Anti-Parasitic Resistence (AR)
The Bimectin range of products contains Ivermectin, a macrocyclic lactone and one of the most important antiparasitic drugs available to farmers and horse owners.
While the Bimectin range is an excellent tool for helping with the effective control of a wide range of internal and external parasites, like all anti-parasitic drugs, parasites develop resistance to Ivermectin.

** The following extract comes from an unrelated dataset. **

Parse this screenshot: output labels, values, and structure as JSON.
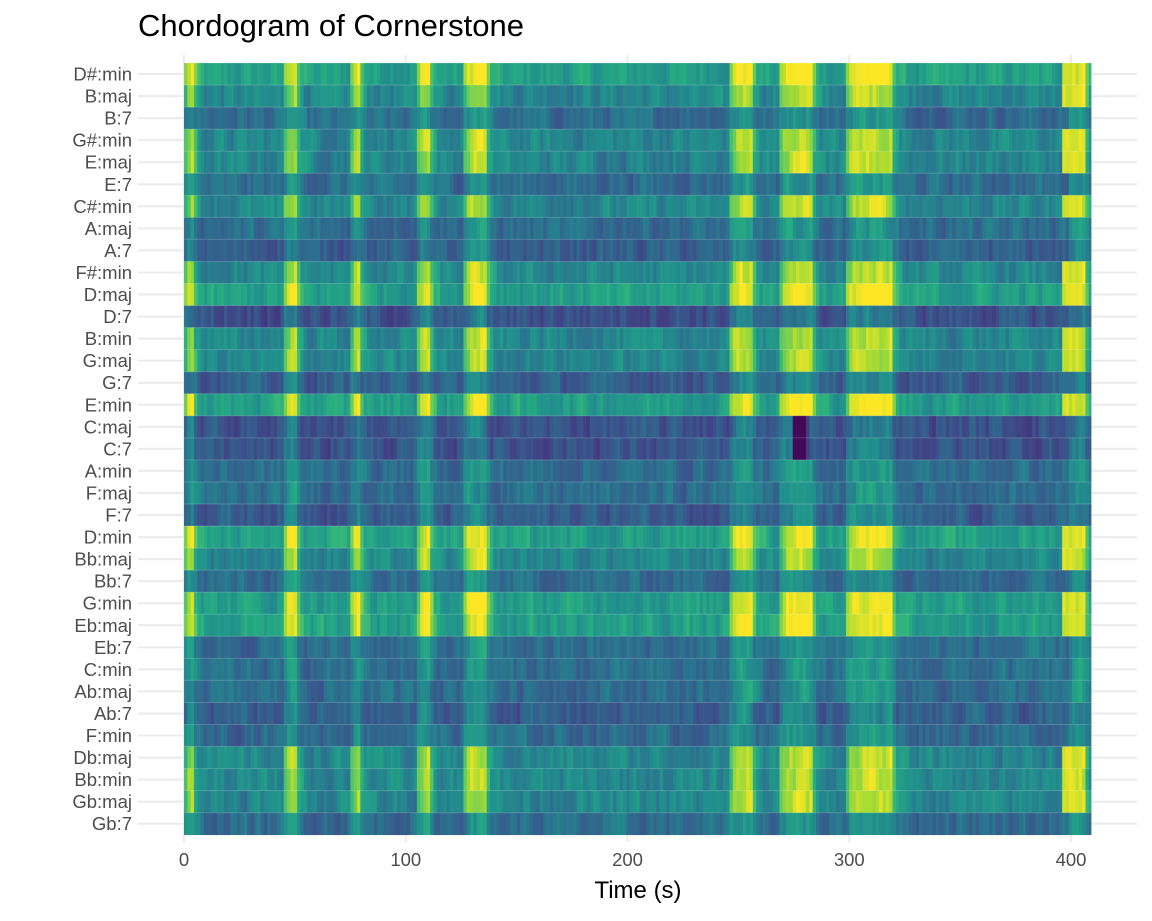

Therefore it important to understand resistance and to use Bimectin and other dewormers effectively. The following is based on advice from an FDA’ advisory panel of experts, and on the SCOPS Technical Manual for Vets. It is here to help the farmer, horse owner and vet appreciate some of the challenges facing the industry and also the steps we can take to help maximise the benefits and durability of Bimectin and other wormers available to us.
What is Resistance?
Resistance is the heritable ability of the parasite to tolerate a normally effective dose of the anthelmintic. The parasite is considered resistant if it survives exposure to the standard recommended dose of the anthelmintic and the ability to survive is passed on to its offspring.

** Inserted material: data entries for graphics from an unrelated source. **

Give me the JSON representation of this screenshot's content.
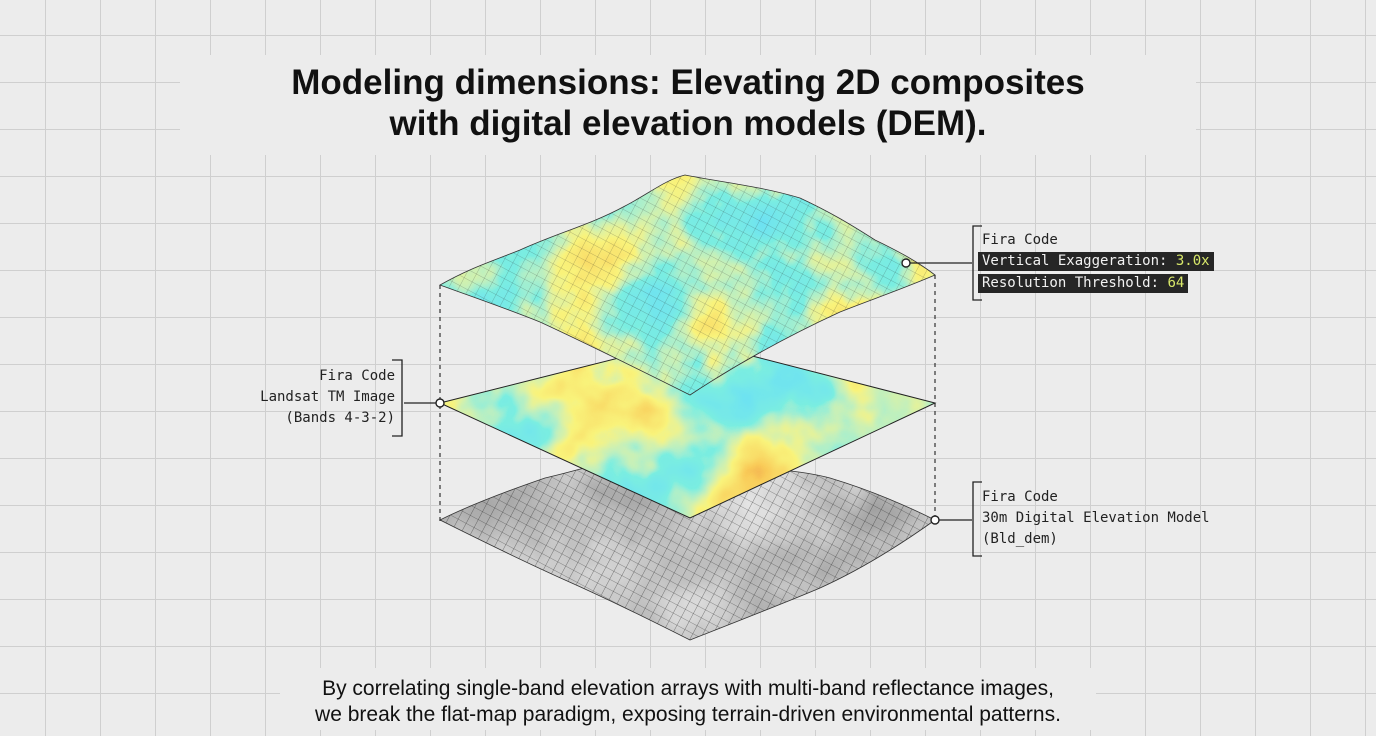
{
  "title": {
    "line1": "Modeling dimensions: Elevating 2D composites",
    "line2": "with digital elevation models (DEM)."
  },
  "caption": {
    "line1": "By correlating single-band elevation arrays with multi-band reflectance images,",
    "line2": "we break the flat-map paradigm, exposing terrain-driven environmental patterns."
  },
  "labels": {
    "landsat": {
      "font": "Fira Code",
      "name": "Landsat TM Image",
      "detail": "(Bands 4-3-2)"
    },
    "surface": {
      "font": "Fira Code",
      "exaggeration_label": "Vertical Exaggeration:",
      "exaggeration_value": "3.0x",
      "threshold_label": "Resolution Threshold:",
      "threshold_value": "64"
    },
    "dem": {
      "font": "Fira Code",
      "name": "30m Digital Elevation Model",
      "detail": "(Bld_dem)"
    }
  },
  "colors": {
    "low": "#1238a8",
    "mid": "#33cce0",
    "high": "#f0e030",
    "peak": "#c21d0c"
  }
}
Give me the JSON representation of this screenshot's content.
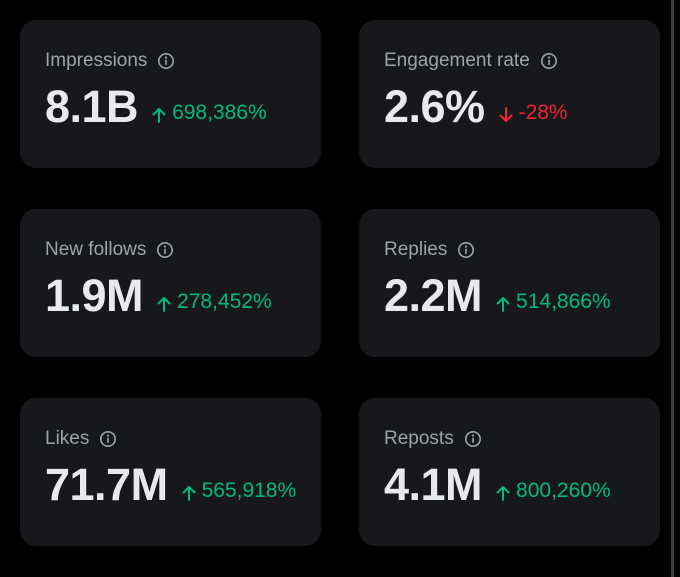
{
  "colors": {
    "background": "#000000",
    "card": "#16181c",
    "label": "#9ea3a8",
    "value": "#e7e9ea",
    "positive": "#00ba7c",
    "negative": "#f4212e"
  },
  "metrics": [
    {
      "label": "Impressions",
      "value": "8.1B",
      "change": "698,386%",
      "direction": "up",
      "info_icon": "info-icon",
      "arrow_icon": "arrow-up-icon"
    },
    {
      "label": "Engagement rate",
      "value": "2.6%",
      "change": "-28%",
      "direction": "down",
      "info_icon": "info-icon",
      "arrow_icon": "arrow-down-icon"
    },
    {
      "label": "New follows",
      "value": "1.9M",
      "change": "278,452%",
      "direction": "up",
      "info_icon": "info-icon",
      "arrow_icon": "arrow-up-icon"
    },
    {
      "label": "Replies",
      "value": "2.2M",
      "change": "514,866%",
      "direction": "up",
      "info_icon": "info-icon",
      "arrow_icon": "arrow-up-icon"
    },
    {
      "label": "Likes",
      "value": "71.7M",
      "change": "565,918%",
      "direction": "up",
      "info_icon": "info-icon",
      "arrow_icon": "arrow-up-icon"
    },
    {
      "label": "Reposts",
      "value": "4.1M",
      "change": "800,260%",
      "direction": "up",
      "info_icon": "info-icon",
      "arrow_icon": "arrow-up-icon"
    }
  ]
}
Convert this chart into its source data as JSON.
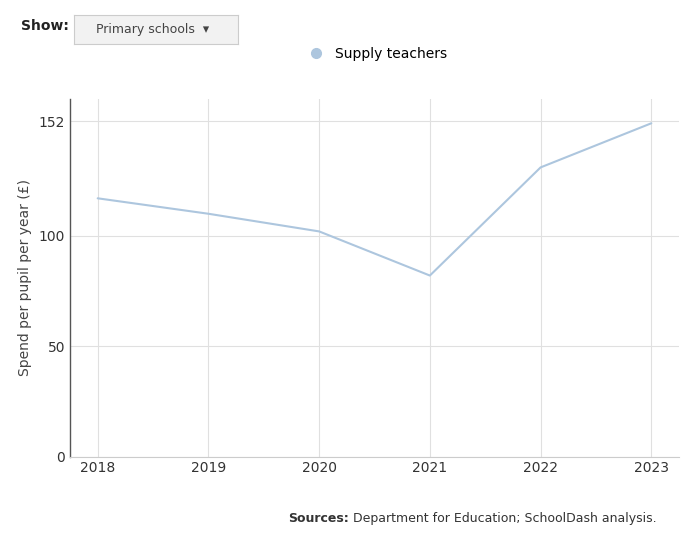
{
  "years": [
    2018,
    2019,
    2020,
    2021,
    2022,
    2023
  ],
  "values": [
    117,
    110,
    102,
    82,
    131,
    151
  ],
  "line_color": "#adc6de",
  "legend_label": "Supply teachers",
  "legend_marker_color": "#adc6de",
  "ylabel": "Spend per pupil per year (£)",
  "ylim": [
    0,
    162
  ],
  "yticks": [
    0,
    50,
    100,
    152
  ],
  "xlim": [
    2017.75,
    2023.25
  ],
  "xticks": [
    2018,
    2019,
    2020,
    2021,
    2022,
    2023
  ],
  "grid_color": "#e0e0e0",
  "bg_color": "#ffffff",
  "source_bold": "Sources:",
  "source_rest": " Department for Education; SchoolDash analysis.",
  "show_label": "Show:",
  "dropdown_label": "Primary schools",
  "axis_fontsize": 10,
  "source_fontsize": 9,
  "tick_fontsize": 10
}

Resistance can be viewed as drug tolerance, since ‘resistant’ individuals can often be removed by exposure to higher dose rates of anthelmintic up to the maximum tolerated dose. A fully effective anthelmintic is expected to kill almost 100% of parasites after administration. If the reduction is 95% or less, then we say that resistance has been detected.
Anti-parasitic resistance is much less common in cattle than in sheep, but it is, unfortunately, increasing. In horses, there’s considerable resistance to Benzimadazoles, and more recently, resistance to macrocyclic lactones has been seen.